Division of Biological Science, Graduate School of Science and Technology, Nara Institute of Science and Technology, Nara, Japan.
Appl Environ Microbiol. 2022 Nov 8;88(21):e0108322. doi: 10.1128/aem.01083-22. Epub 2022 Oct 18.

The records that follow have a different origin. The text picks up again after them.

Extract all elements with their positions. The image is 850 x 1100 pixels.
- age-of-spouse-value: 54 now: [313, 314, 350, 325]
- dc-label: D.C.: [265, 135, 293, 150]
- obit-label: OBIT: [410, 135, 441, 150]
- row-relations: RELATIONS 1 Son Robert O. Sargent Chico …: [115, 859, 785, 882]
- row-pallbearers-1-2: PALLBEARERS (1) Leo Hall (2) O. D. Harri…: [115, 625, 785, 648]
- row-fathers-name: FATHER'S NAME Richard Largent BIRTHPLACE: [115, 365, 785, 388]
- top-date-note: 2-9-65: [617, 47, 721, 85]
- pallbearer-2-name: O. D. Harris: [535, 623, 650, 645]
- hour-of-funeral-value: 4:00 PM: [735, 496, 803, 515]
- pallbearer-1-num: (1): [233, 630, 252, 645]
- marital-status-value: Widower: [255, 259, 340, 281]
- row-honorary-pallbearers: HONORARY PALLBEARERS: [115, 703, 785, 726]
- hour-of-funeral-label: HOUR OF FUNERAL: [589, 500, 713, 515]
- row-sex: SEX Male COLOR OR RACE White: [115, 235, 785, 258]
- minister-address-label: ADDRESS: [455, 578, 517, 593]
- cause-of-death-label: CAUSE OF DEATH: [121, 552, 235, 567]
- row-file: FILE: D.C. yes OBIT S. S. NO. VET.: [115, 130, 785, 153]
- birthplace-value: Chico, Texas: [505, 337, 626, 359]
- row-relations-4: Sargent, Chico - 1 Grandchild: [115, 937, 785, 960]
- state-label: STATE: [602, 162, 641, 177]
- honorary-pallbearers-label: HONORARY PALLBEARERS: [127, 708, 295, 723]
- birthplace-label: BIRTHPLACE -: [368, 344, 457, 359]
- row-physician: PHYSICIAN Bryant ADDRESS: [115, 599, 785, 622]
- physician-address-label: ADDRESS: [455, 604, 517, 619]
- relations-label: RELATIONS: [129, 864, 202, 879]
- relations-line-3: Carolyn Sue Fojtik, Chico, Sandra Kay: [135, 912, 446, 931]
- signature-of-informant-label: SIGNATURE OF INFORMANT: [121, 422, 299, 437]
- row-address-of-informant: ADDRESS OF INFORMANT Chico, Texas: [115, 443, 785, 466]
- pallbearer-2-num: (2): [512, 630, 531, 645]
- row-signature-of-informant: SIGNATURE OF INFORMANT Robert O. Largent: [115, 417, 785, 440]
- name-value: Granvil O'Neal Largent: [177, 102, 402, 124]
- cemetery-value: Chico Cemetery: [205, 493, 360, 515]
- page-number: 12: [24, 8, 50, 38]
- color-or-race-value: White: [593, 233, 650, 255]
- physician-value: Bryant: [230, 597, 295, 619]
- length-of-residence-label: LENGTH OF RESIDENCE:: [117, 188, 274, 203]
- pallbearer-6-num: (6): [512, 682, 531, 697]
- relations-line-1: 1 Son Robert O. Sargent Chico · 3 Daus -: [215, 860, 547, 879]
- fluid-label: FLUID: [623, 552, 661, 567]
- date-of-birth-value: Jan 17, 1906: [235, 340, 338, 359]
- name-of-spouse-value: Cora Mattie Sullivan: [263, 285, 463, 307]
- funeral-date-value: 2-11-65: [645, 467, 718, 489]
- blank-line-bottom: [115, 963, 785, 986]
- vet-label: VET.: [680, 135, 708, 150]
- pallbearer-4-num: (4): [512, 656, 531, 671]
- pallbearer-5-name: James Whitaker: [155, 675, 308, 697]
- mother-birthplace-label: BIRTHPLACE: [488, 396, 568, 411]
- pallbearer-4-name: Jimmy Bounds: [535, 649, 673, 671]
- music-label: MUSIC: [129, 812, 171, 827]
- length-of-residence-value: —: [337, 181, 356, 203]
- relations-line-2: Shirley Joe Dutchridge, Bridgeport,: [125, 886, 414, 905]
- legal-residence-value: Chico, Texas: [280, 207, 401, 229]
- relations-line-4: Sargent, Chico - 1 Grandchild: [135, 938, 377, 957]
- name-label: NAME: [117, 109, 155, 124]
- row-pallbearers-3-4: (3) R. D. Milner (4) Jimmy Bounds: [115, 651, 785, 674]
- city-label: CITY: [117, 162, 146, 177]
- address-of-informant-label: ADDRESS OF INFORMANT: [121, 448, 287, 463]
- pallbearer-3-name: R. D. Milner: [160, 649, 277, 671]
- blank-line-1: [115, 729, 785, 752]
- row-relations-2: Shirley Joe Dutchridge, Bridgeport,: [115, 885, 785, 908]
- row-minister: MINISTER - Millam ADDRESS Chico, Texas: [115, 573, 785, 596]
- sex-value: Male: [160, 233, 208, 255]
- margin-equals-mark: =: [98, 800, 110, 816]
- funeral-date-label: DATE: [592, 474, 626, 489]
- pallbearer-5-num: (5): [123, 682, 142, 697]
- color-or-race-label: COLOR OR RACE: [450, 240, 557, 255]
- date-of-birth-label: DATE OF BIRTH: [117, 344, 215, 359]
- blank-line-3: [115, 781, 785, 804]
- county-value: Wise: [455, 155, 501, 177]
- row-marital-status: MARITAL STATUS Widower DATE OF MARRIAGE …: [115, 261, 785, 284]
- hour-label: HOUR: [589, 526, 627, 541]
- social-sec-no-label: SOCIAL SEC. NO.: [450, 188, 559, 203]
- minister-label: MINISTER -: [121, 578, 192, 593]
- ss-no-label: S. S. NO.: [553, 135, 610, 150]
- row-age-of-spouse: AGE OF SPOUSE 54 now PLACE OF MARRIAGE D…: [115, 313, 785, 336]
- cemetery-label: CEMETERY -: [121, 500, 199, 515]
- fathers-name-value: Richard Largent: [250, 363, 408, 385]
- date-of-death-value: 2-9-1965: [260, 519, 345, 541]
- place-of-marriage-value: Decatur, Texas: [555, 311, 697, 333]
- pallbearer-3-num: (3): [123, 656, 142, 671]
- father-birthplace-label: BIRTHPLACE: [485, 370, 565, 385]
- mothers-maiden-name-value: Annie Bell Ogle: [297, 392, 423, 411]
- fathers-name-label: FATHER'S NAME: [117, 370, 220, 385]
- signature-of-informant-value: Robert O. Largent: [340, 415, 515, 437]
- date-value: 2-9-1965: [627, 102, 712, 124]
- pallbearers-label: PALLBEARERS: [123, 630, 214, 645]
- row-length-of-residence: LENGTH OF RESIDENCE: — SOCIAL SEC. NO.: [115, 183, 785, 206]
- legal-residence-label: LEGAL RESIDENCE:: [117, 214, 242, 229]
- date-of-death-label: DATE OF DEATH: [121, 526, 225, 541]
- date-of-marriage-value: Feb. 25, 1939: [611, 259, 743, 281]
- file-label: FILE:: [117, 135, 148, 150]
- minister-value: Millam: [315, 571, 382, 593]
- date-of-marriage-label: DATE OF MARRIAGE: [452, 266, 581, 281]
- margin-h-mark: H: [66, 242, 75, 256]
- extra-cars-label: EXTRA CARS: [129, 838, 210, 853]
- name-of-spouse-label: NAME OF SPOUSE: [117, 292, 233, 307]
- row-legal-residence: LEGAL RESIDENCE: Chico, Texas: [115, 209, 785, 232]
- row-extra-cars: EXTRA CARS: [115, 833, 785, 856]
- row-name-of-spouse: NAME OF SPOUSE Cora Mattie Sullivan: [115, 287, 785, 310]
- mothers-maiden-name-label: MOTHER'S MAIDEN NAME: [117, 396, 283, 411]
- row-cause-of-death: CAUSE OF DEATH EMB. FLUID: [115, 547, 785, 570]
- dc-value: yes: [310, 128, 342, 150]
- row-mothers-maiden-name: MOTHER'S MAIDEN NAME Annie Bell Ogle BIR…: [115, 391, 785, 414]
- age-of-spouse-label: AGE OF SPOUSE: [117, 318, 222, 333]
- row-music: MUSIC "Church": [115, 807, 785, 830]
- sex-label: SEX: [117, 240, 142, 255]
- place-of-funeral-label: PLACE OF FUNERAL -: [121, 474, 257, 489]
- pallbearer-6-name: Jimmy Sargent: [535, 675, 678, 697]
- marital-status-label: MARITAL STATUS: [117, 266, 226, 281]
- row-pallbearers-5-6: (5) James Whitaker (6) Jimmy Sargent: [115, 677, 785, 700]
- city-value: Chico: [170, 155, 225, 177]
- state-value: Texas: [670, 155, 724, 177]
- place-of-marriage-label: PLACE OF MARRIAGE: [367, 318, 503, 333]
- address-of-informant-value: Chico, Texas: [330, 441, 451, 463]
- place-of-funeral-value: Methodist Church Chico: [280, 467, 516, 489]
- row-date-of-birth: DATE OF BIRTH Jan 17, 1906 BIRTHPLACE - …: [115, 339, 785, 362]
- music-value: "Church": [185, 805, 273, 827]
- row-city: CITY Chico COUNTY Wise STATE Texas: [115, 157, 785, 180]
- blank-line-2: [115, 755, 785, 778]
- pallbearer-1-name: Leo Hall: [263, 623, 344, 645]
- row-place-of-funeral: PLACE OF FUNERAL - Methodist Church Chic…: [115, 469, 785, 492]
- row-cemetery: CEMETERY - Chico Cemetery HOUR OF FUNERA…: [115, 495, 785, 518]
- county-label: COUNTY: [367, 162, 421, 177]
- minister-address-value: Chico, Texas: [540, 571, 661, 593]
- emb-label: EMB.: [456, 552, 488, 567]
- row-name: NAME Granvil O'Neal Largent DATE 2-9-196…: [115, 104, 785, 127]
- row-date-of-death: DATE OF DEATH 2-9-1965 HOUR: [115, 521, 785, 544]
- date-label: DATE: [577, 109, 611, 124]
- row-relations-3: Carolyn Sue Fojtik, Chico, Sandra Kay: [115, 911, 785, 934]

In Saccharomyces cerevisiae cells, dysfunction of the endoplasmic reticulum (ER), so-called ER stress, leads to conversion of mRNA to the spliced form (i), which is translated into a transcription factor that drastically changes the gene expression profile. This cellular response ultimately enhances ER functions and is named the unfolded protein response (UPR). Artificial evocation of the UPR is therefore anticipated to increase productivity of beneficial materials on and in the ER. However, as demonstrated here, cells constitutively expressing i mRNA (i cells), which exhibited a strong UPR even under nonstress conditions, grew considerably slowly and frequently yielded fast-growing and low-UPR progeny. Intriguingly, growth of i cells was faster in the presence of weak ER stress that was induced by low concentrations of the ER stressor tunicamycin or by cellular expression of the ER-located version of green fluorescent protein (GFP). i cells producing ER-localized GFP stably exhibited a strong UPR activity, carried a highly expanded ER, and abundantly produced triglycerides and heterogenous carotenoids. We therefore propose that our findings provide a basis for metabolic engineering to generate cells producing valuable lipidic molecules. The UPR is thought to be a cellular response to cope with the accumulation of unfolded proteins in the ER. In S. cerevisiae cells, the UPR is severely repressed under nonstress conditions. The findings of this study shed light on the physiological significance of the tight regulation of the UPR. Constitutive UPR induction caused considerable growth retardation, which was partly rescued by the induction of weak ER stress. Therefore, we speculate that when the UPR is inappropriately induced in unstressed cells lacking aberrant ER client proteins, the UPR improperly impairs normal cellular functions. Another important point of this study was the generation of S. cerevisiae strains stably exhibiting a strong UPR activity and abundantly producing triglycerides and heterogenous carotenoids. We anticipate that our findings may be applied to produce valuable lipidic molecules using yeast cells as a potential next-generation technique.
在酿酒酵母细胞中,内质网(ER)功能障碍,即所谓的 ER 应激,导致 mRNA 转换为剪接形式(i),该形式被翻译为转录因子,从而极大地改变基因表达谱。这种细胞反应最终增强了 ER 功能,并被命名为未折叠蛋白反应(UPR)。因此,人为引发 UPR 有望提高 ER 上和 ER 内有益物质的生产力。然而,如这里所示,持续表达 i mRNA 的细胞(i 细胞)即使在非应激条件下也表现出强烈的 UPR,但生长速度明显较慢,并且经常产生生长较快且 UPR 较低的后代。有趣的是,在弱 ER 应激存在下,i 细胞的生长速度更快,这种应激是由低浓度的 ER 应激剂衣霉素或细胞表达 ER 定位的绿色荧光蛋白(GFP)诱导的。稳定表达 ER 定位 GFP 的 i 细胞表现出强烈的 UPR 活性,具有高度扩展的 ER,并大量产生三酰基甘油和异质类胡萝卜素。因此,我们提出,我们的发现为产生有价值的脂类分子的代谢工程提供了基础。UPR 被认为是细胞应对内质网中未折叠蛋白积累的一种反应。在酿酒酵母细胞中,非应激条件下 UPR 受到严重抑制。这项研究的结果揭示了 UPR 紧密调控的生理意义。组成型 UPR 诱导导致相当大的生长迟缓,这部分通过弱 ER 应激的诱导得到挽救。因此,我们推测,在没有异常 ER 客户蛋白的未应激细胞中不恰当地诱导 UPR 时,UPR 会不恰当地损害正常的细胞功能。这项研究的另一个重要点是产生稳定表现出强烈 UPR 活性和大量产生三酰基甘油和异质类胡萝卜素的酿酒酵母菌株。我们预计,我们的发现可以应用于使用酵母细胞作为潜在的下一代技术来生产有价值的脂类分子。